KEIR RADNEDGE REPORTING —- FIFA’s ethics judge is being urged to impose a lifetime ban on Michel Platini, according to the attorney who led the investigation into allegations against the French president of European federation UEFA.

On Monday Hans-Joachim Eckert, the German judge who chairs the adjudicatory chamber of the world federation’s ethics committee, opened formal proceedings against both Platini and FIFA president Sepp Blatter after receiving the final report of investigations into misconduct in office.

Initial speculation suggested Platini and Blatter both risked of bans of between five and seven years.

Michel Platini . . . verdict expected next month

However Platini’s lawyers have stated that Trinidadian lawyer Vanessa Allard, who led the investigation, has recommended a lifetime ban for the former France captain, manager and World Cup organiser.

Blatter and Platini are currently under provisional 90-day suspensions pending the resolution of the allegations against them. Both deny any wrongdoing. They can appear before Eckert to present both rebuttal and/or mitigation, while investigators can respond to these submissions.

Sanctions urged

At the end of last week reports “containing requests for sanctions,” according to an investigatory statement, were submitted to Eckert. He must decide, firstly, whether to accept the recommendations and if so, secondly, on punishment.

Lenthy bans would prevent Blatter presiding over the election next February 26 of his FIFA successor and dash Platini’s hopes of re-entering the campaign race.
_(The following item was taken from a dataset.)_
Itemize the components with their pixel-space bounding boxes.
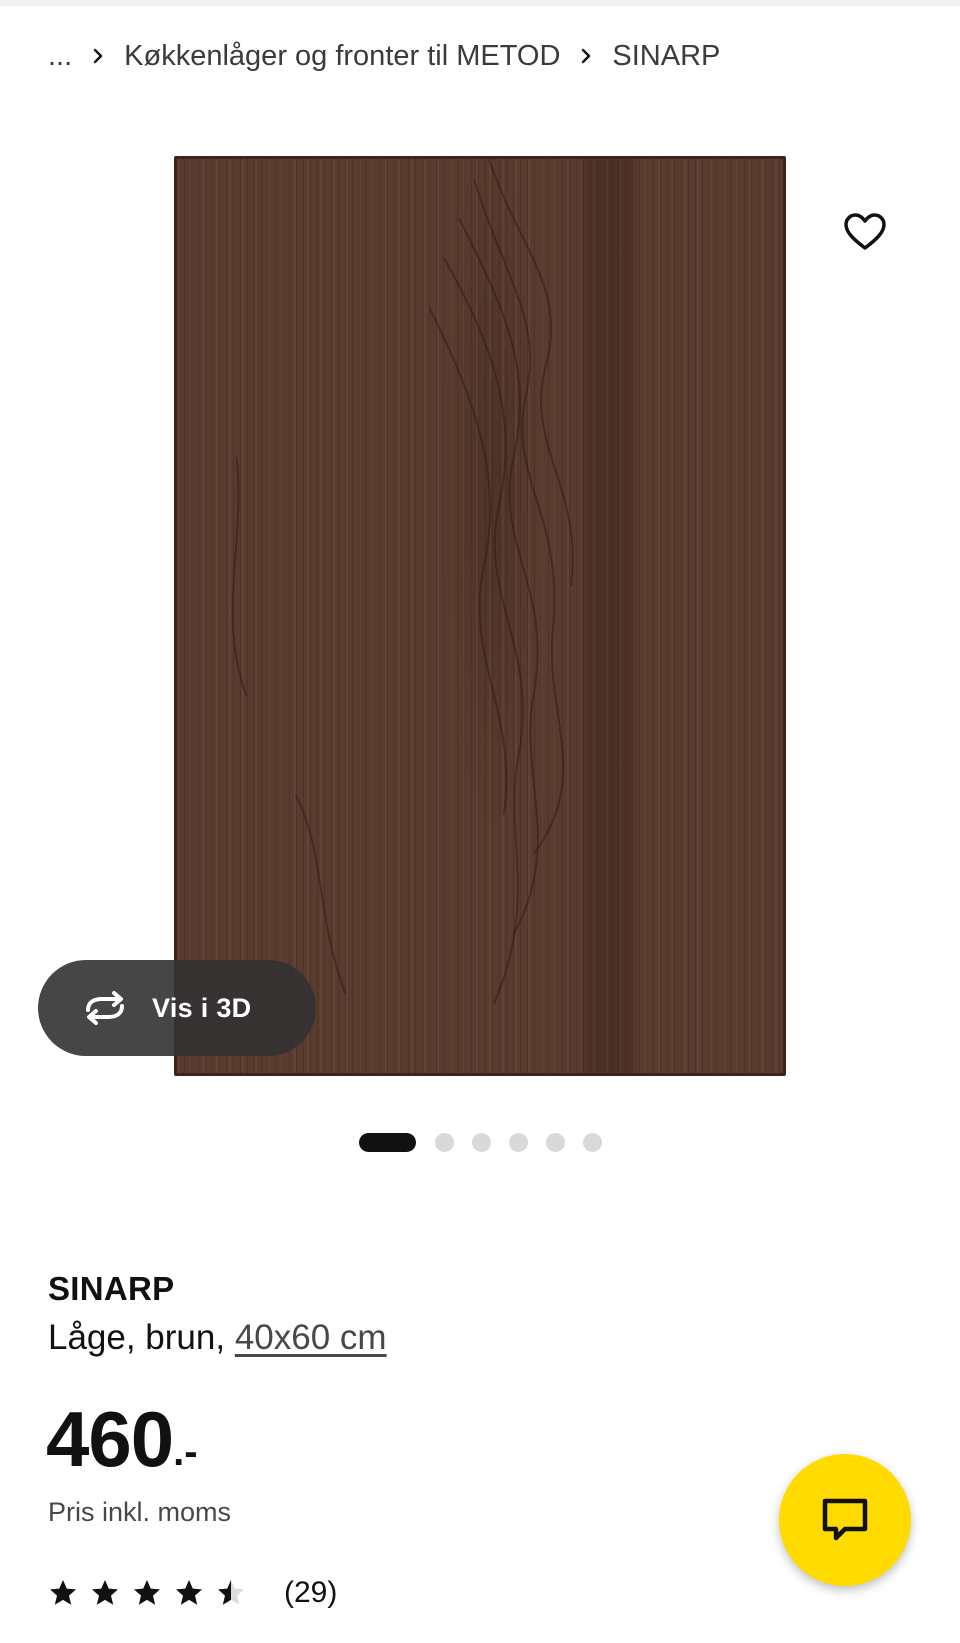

Both men, if sanctioned, will have the option of appealing to FIFA’s own appeal panel and then the Court of Arbitration for Sport. Doubtless both would request a fast-track procedure and also for the imposition of sanctions to be suspended pending a decision by world sport’s supreme court.

Eckert ordered provisional 90-day suspensions of Blatter and Platini last month pending full investigations. Blatter was referred to the ethics committee after being placed under criminal investigation by the Swiss authorities over two issues.
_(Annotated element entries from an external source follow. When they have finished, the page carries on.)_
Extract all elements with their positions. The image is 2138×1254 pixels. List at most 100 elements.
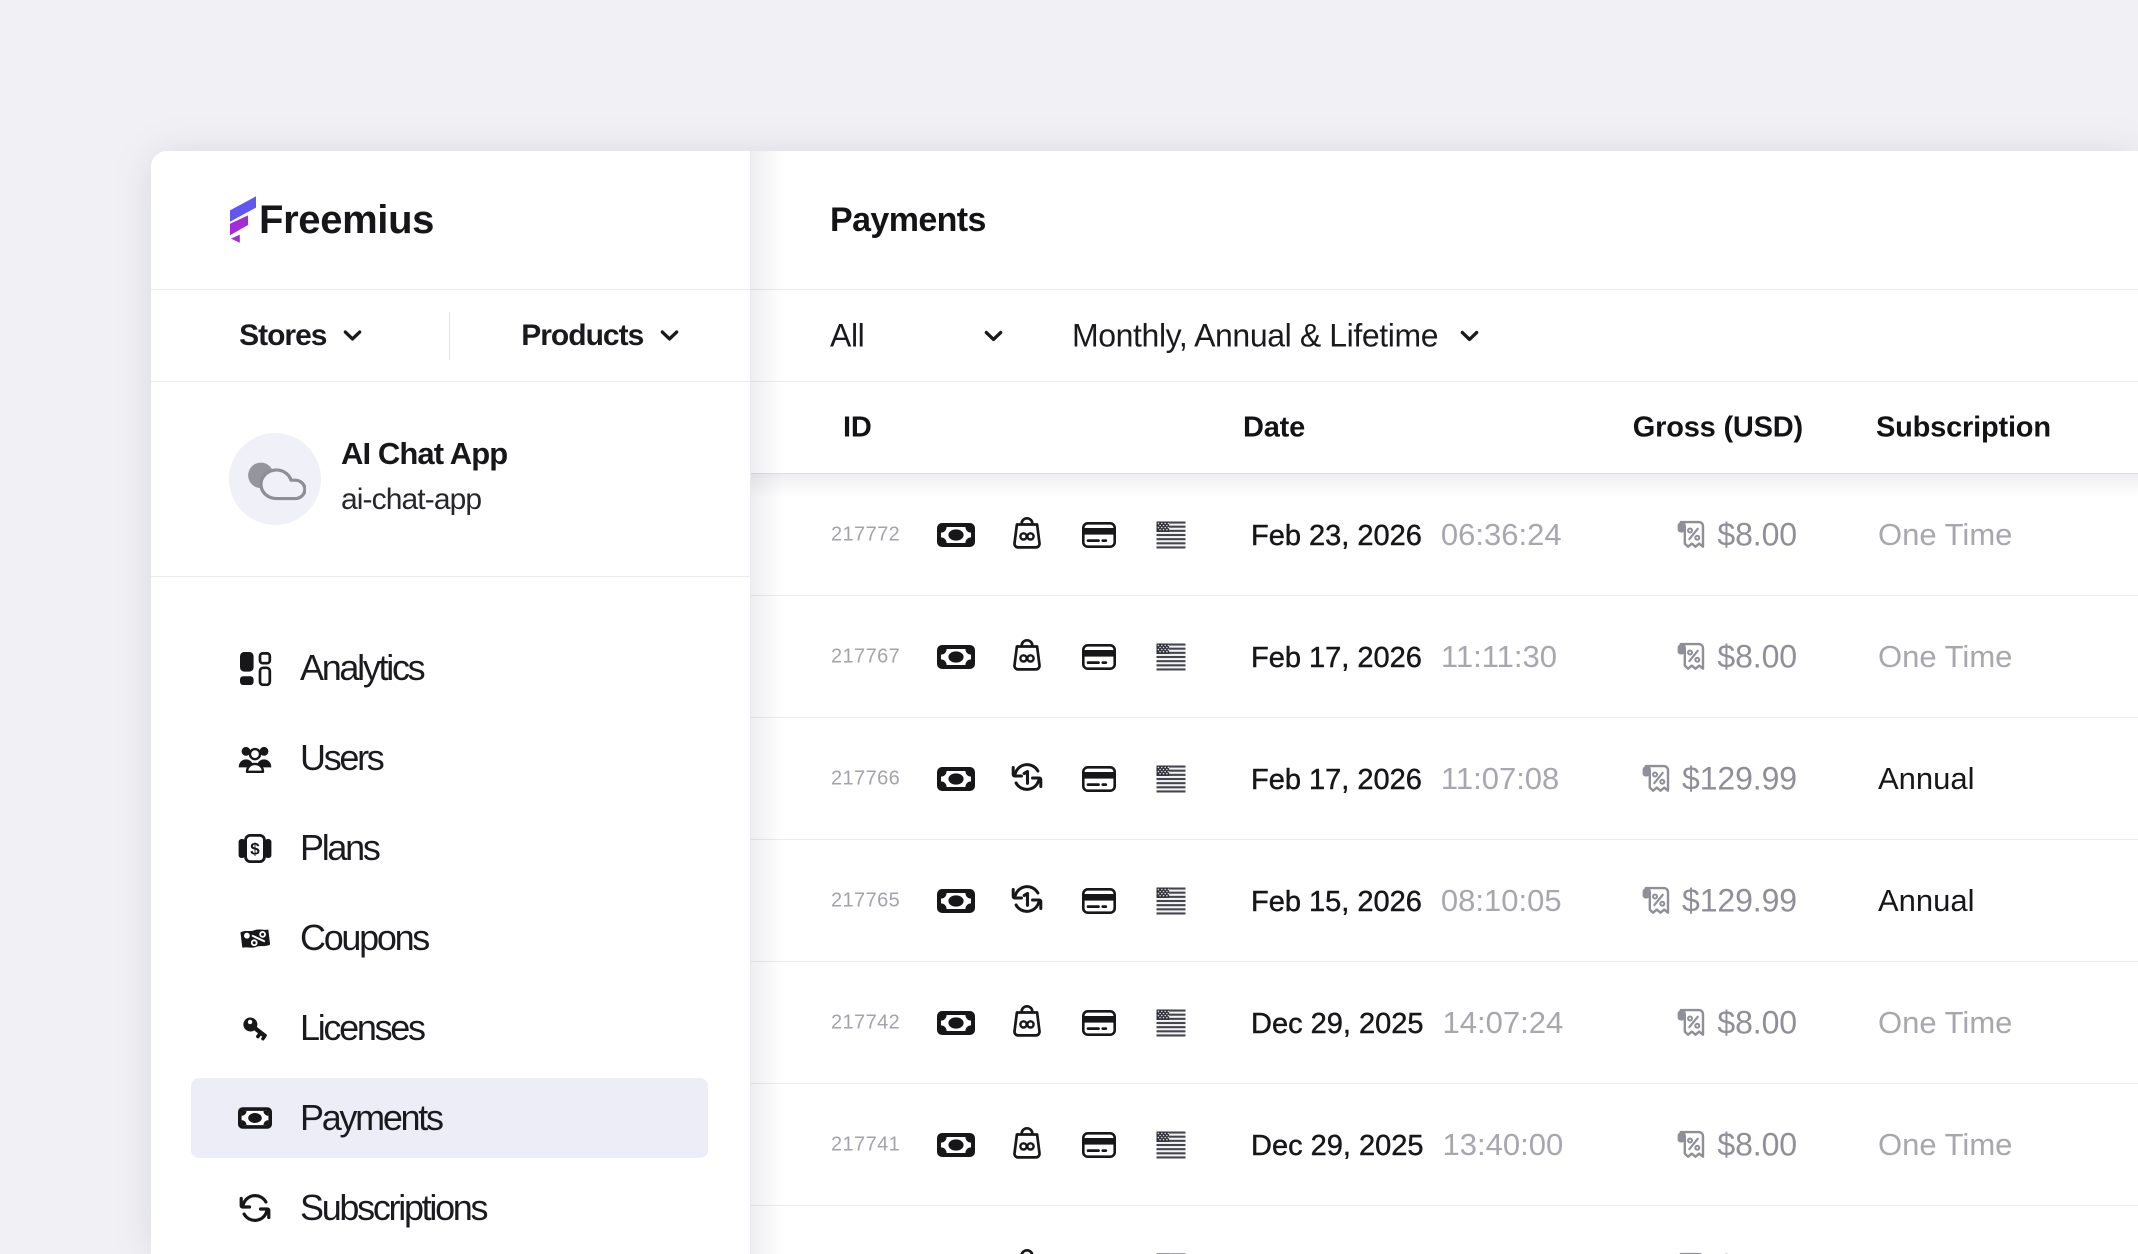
payment-row[interactable]: 217765 Feb 15, 202608:10:05 $129.99 Annu… xyxy=(751,840,2138,962)
products-dropdown[interactable]: Products xyxy=(451,290,751,381)
payment-subscription: One Time xyxy=(1878,517,2012,553)
receipt-percent-icon xyxy=(1676,642,1707,672)
payment-date: Dec 29, 2025 xyxy=(1251,1008,1424,1040)
dashboard-card: Freemius Stores Products AI Chat App ai-… xyxy=(151,151,2138,1254)
main-content: Payments All Monthly, Annual & Lifetime … xyxy=(751,151,2138,1254)
analytics-icon xyxy=(238,651,272,685)
payment-date: Feb 17, 2026 xyxy=(1251,764,1422,796)
money-icon xyxy=(937,889,975,913)
credit-card-icon xyxy=(1082,522,1116,548)
payment-gross-cell: $8.00 xyxy=(1676,1248,1797,1254)
sidebar-item-coupons[interactable]: Coupons xyxy=(191,898,708,978)
sidebar-item-users[interactable]: Users xyxy=(191,718,708,798)
sidebar-item-licenses[interactable]: Licenses xyxy=(191,988,708,1068)
payment-date-cell: Dec 29, 2025 14:07:24 xyxy=(1251,1005,1563,1041)
filter-billing-cycle-value[interactable]: Monthly, Annual & Lifetime xyxy=(1072,317,1438,354)
money-icon xyxy=(937,1011,975,1035)
payment-subscription: One Time xyxy=(1878,639,2012,675)
payment-subscription: One Time xyxy=(1878,1127,2012,1163)
column-header-gross[interactable]: Gross (USD) xyxy=(1633,411,1803,444)
sidebar-item-plans[interactable]: Plans xyxy=(191,808,708,888)
renewal-cycle-icon xyxy=(1010,760,1044,794)
brand-name: Freemius xyxy=(259,198,434,243)
chevron-down-icon xyxy=(660,330,679,341)
payment-time: 06:36:24 xyxy=(1441,517,1562,552)
logo[interactable]: Freemius xyxy=(151,151,750,290)
money-icon xyxy=(937,523,975,547)
payment-row[interactable]: 217772 Feb 23, 2026 06:36:24 $8.00 One Ti… xyxy=(751,474,2138,596)
stores-dropdown[interactable]: Stores xyxy=(151,290,451,381)
payment-id: 217741 xyxy=(831,1133,900,1156)
filter-status-value[interactable]: All xyxy=(830,317,864,354)
sidebar-item-payments[interactable]: Payments xyxy=(191,1078,708,1158)
column-header-id[interactable]: ID xyxy=(843,411,872,444)
coupons-icon xyxy=(238,921,272,955)
sidebar-item-label: Plans xyxy=(300,827,379,869)
payment-row[interactable]: 217742 Dec 29, 202514:07:24 $8.00 One Ti… xyxy=(751,962,2138,1084)
product-name: AI Chat App xyxy=(341,436,507,472)
receipt-percent-icon xyxy=(1676,1008,1707,1038)
product-selector[interactable]: AI Chat App ai-chat-app xyxy=(151,382,750,577)
chevron-down-icon xyxy=(343,330,362,341)
one-time-bag-icon xyxy=(1012,637,1042,672)
sidebar-item-subscriptions[interactable]: Subscriptions xyxy=(191,1168,708,1248)
money-icon xyxy=(937,1133,975,1157)
receipt-percent-icon xyxy=(1676,520,1707,550)
payment-gross-amount: $8.00 xyxy=(1717,1126,1797,1163)
payment-date-cell: Dec 29, 2025 13:40:00 xyxy=(1251,1127,1563,1163)
one-time-bag-icon xyxy=(1012,515,1042,550)
payments-icon xyxy=(238,1101,272,1135)
table-header: ID Date Gross (USD) Subscription xyxy=(751,382,2138,474)
payment-gross-cell: $8.00 xyxy=(1676,1004,1797,1041)
product-names: AI Chat App ai-chat-app xyxy=(341,436,507,517)
sidebar-item-label: Payments xyxy=(300,1097,442,1139)
sidebar: Freemius Stores Products AI Chat App ai-… xyxy=(151,151,751,1254)
product-avatar xyxy=(229,433,321,525)
payment-row[interactable]: 217767 Feb 17, 202611:11:30 $8.00 One Ti… xyxy=(751,596,2138,718)
payment-time: 11:11:30 xyxy=(1441,639,1557,674)
payment-gross-amount: $129.99 xyxy=(1682,760,1797,797)
sidebar-item-label: Coupons xyxy=(300,917,428,959)
payment-id: 217766 xyxy=(831,767,900,790)
us-flag-icon xyxy=(1157,1131,1186,1158)
credit-card-icon xyxy=(1082,1132,1116,1158)
payment-date-cell: Feb 17, 202611:11:30 xyxy=(1251,639,1557,675)
payment-subscription: Annual xyxy=(1878,883,1975,919)
plans-icon xyxy=(238,831,272,865)
payment-time: 14:07:24 xyxy=(1443,1005,1564,1040)
payment-subscription: Annual xyxy=(1878,761,1975,797)
cloud-icon xyxy=(244,456,306,502)
payment-date: Dec 29, 2025 xyxy=(1251,1130,1424,1162)
credit-card-icon xyxy=(1082,644,1116,670)
column-header-subscription[interactable]: Subscription xyxy=(1876,411,2051,444)
stores-dropdown-label: Stores xyxy=(239,319,326,353)
payment-date: Feb 15, 2026 xyxy=(1251,886,1422,918)
chevron-down-icon[interactable] xyxy=(984,330,1003,341)
credit-card-icon xyxy=(1082,766,1116,792)
payment-date-cell: Feb 23, 2026 06:36:24 xyxy=(1251,517,1562,553)
payment-row[interactable]: $8.00 xyxy=(751,1206,2138,1254)
payment-gross-amount: $8.00 xyxy=(1717,516,1797,553)
payment-row[interactable]: 217741 Dec 29, 2025 13:40:00 $8.00 One Ti… xyxy=(751,1084,2138,1206)
payment-id: 217767 xyxy=(831,645,900,668)
payment-id: 217742 xyxy=(831,1011,900,1034)
column-header-date[interactable]: Date xyxy=(1243,411,1305,444)
us-flag-icon xyxy=(1157,887,1186,914)
payment-row[interactable]: 217766 Feb 17, 202611:07:08 $129.99 Annu… xyxy=(751,718,2138,840)
product-slug: ai-chat-app xyxy=(341,483,507,517)
page-title: Payments xyxy=(830,201,986,240)
payment-gross-cell: $129.99 xyxy=(1641,882,1797,919)
payment-date: Feb 23, 2026 xyxy=(1251,520,1422,552)
payment-id: 217772 xyxy=(831,523,900,546)
us-flag-icon xyxy=(1157,1009,1186,1036)
sidebar-item-analytics[interactable]: Analytics xyxy=(191,628,708,708)
payment-time: 13:40:00 xyxy=(1443,1127,1564,1162)
licenses-icon xyxy=(238,1011,272,1045)
chevron-down-icon[interactable] xyxy=(1460,330,1479,341)
switcher-divider xyxy=(449,312,450,360)
payment-date-cell xyxy=(1251,1249,1270,1254)
payment-gross-cell: $129.99 xyxy=(1641,760,1797,797)
payment-time: 08:10:05 xyxy=(1441,883,1562,918)
payment-gross-cell: $8.00 xyxy=(1676,638,1797,675)
renewal-cycle-icon xyxy=(1010,882,1044,916)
The first concerned an under-valued sale of World Cup broadcasting rights in 2006 to Jack Warner, the then head of CONCACAF (the central and north American confederation), and the second the ‘disloyal payment’ to Platini of SFr2m in February 2011.

Platini was placed under a FIFA investigation for having accepted the ‘disloyal payment.’

Blatter and Platini have both claimed that the payment was to fulfil the terms of a verbal contract concerning work undertaken by the latter for FIFA between 1999 and 2002.

Exco members

A verbal contract apparently bears greater legal validity in Switzerland than in most other western commercial jurisdictions. However FIFA was under no obligation to pay Platini once more than five years had elapsed after the completion of his work which included creating the unified international calendar.

Both Blatter and Platini were members of the FIFA executive committee in 2011 when the payment was undertaken without the awareness of colleagues, raising concerns over both accountability  and conflict of interest.

Platini’s lawyer, Thibaut d’Ales, complained: “The overreaching of the request really convinces us of this commission’s total lack of credibility. There is not a single tangible element in this case that can confirm the suspicions.”

Comparisons had been raised with the six-year and seven-year punishments meted out to Chilean Harold Mayne-Nicholls and South Chung Mong-joon over ethics code breaches arising out of the scandal-racked 2018-2022 World Cup bid process.

In both cases sanctions appeared partly to concern breaches of confidentiality by the two men during the ethics investigations.

Here neither Blatter nor Platini would have any defence: both they and their lawyers have railed angrily and publicly against their own original provisional suspensions and what they consider breach of process by Eckert and his ethics committee.

Eckert will have to weigh whether these complaints concerning his own oversight of the cases might render his continuation questionable if and when CAS considers the issues.

In the last two years life bans have been imposed on five members of the FIFA executive committee: Jack Warner, Chuck Blazer (United States), Mohammed Bin Hammam (Qatar), Vernon Manilal Fernando (Sri Lanka) and Jack Warner (Trinidad and Tobago).

Former exco members currently under suspension pending the outcome of the US authorities’ FIFAGate investigation include Jeffrey Webb (Cayman Islands), Eduardo Li (Costa Rica) and Eugenio Figueredo (Uruguay).